With eyes turning to life after lockdown, I’ve been thinking about my passive income list. That’s a list of the stocks I like to help me generate income.
I like investing a little each month in shares to generate passive income. That takes little time or effort on my part. It also doesn’t need a lot of capital – I could generate passive income this way for a pound a day. Of course, that relies on dividends being paid, which is never guaranteed.
But here are 10 stocks I’m currently considering for my passive income list.
Dividend growers
Some companies have a long history of growing dividends, which could help increase passive income each year.
Past dividends are not a guide to future dividends. But if a company has a good business model, seems well-run and is cash generative, I often consider its potential to grow dividends in future.
An example of such a share I would pick for my passive income list is Diageo. The branded drinks manufacturer has been growing dividends for over three decades. Declining alcohol consumption habits in key demographics is a risk. But I like the company’s solid portfolio of premium brands.
A couple of less well-known companies that have also grown dividends annually for decades include fuel group DCC. At 2.3%, I think the yield reflects the fact that investors know and like the company’s dividend policy. Risks include any decline in gas usage.
Alarm specialist Halma yields only 0.7%. That might not sound like a lot of passive income. But over four decades of annual dividend increases of at least 5% attract me. A risk is that dividends might not keep being raised. But the focus on often essential alarms suggests a strong future end market if the company can keep growing its customer base.
Strong cash flows
A company that throws off a lot of free cash is in a strong position to pay dividends. That’s why I look for free cash flow when assessing companies on my passive income list.
Tobacco giants Imperial Brands and British American Tobacco are both large free cash flow generators. I hold both for their yields of 8.9% and 7.5% respectively and would consider adding more. Tobacco demand is falling in many markets, though, which could hurt future free cash flow generation ability.

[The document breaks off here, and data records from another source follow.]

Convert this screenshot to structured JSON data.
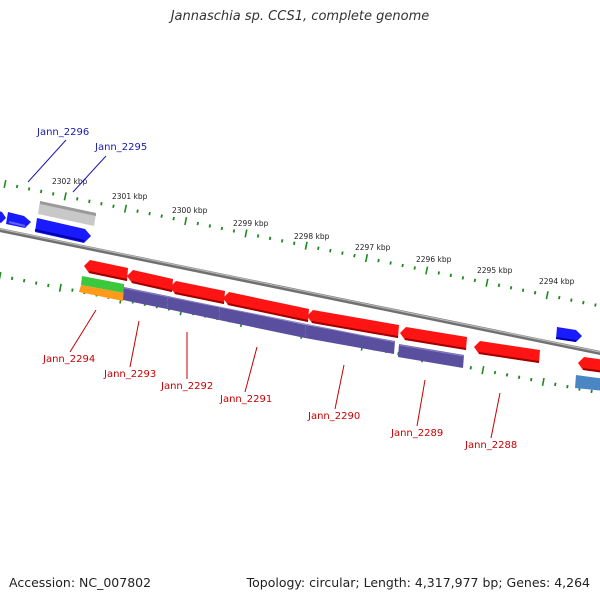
{
  "title": "Jannaschia sp. CCS1, complete genome",
  "footer": {
    "accession": "Accession: NC_007802",
    "summary": "Topology: circular; Length: 4,317,977 bp; Genes: 4,264"
  },
  "colors": {
    "backbone": "#808080",
    "tick": "#1f8a1f",
    "forward_cds": "#1a1aff",
    "forward_gene": "#c8c8c8",
    "reverse_cds": "#ff1414",
    "reverse_gene": "#5a4f9e",
    "trna": "#3cc83c",
    "other": "#ff9a1a",
    "misc": "#4a86c4",
    "forward_label": "#1a1ab0",
    "reverse_label": "#c80000"
  },
  "scale_labels": [
    "2302 kbp",
    "2301 kbp",
    "2300 kbp",
    "2299 kbp",
    "2298 kbp",
    "2297 kbp",
    "2296 kbp",
    "2295 kbp",
    "2294 kbp"
  ],
  "forward_labels": [
    "Jann_2296",
    "Jann_2295"
  ],
  "reverse_labels": [
    "Jann_2294",
    "Jann_2293",
    "Jann_2292",
    "Jann_2291",
    "Jann_2290",
    "Jann_2289",
    "Jann_2288"
  ]
}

Free cash flow for oil companies is often linked to the oil price, so an oil price fall can hurt profits. But the oil price recovery bodes well for BP and Shell. Both cut their dividends last year, yet they still yield 5.3% and 3.6% respectively.

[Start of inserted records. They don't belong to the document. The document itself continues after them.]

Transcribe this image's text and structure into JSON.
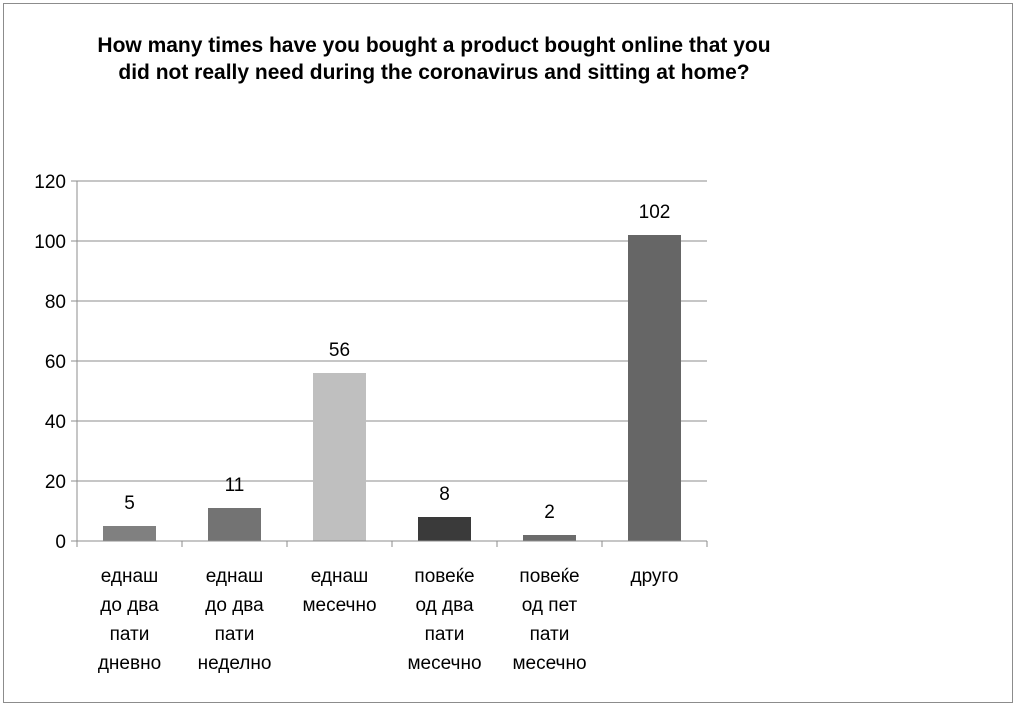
{
  "chart_data": {
    "type": "bar",
    "title": "How many times have you bought a product bought online that you did not really need during the coronavirus and sitting at home?",
    "categories": [
      "еднаш до два пати дневно",
      "еднаш до два пати неделно",
      "еднаш месечно",
      "повеќе од два пати месечно",
      "повеќе од пет пати месечно",
      "друго"
    ],
    "category_lines": [
      [
        "еднаш",
        "до два",
        "пати",
        "дневно"
      ],
      [
        "еднаш",
        "до два",
        "пати",
        "неделно"
      ],
      [
        "еднаш",
        "месечно"
      ],
      [
        "повеќе",
        "од два",
        "пати",
        "месечно"
      ],
      [
        "повеќе",
        "од пет",
        "пати",
        "месечно"
      ],
      [
        "друго"
      ]
    ],
    "values": [
      5,
      11,
      56,
      8,
      2,
      102
    ],
    "bar_colors": [
      "#808080",
      "#737373",
      "#bfbfbf",
      "#3a3a3a",
      "#6b6b6b",
      "#666666"
    ],
    "ylim": [
      0,
      120
    ],
    "yticks": [
      0,
      20,
      40,
      60,
      80,
      100,
      120
    ],
    "grid": true,
    "legend": "none",
    "data_labels": true
  }
}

High yielders on my passive income list
I would also consider high-yielding shares, even if their dividend history is mixed. For example, financial services provider M&G has a short history as an independent listed company. But its yield of over 8% earns it a place on my passive income list. Risks include any economic downturn hurting demand for financial services.
Major insurance brand Direct Line yields over 7%. I am a bit wary about the fact that directors have sold shares lately but haven’t bought any in over a year. But I do think the powerful brand is an asset.
Finally, telecoms giant Vodafone yields almost 6%. I like its strong market position, although risks include the high costs involved in setting up 5G.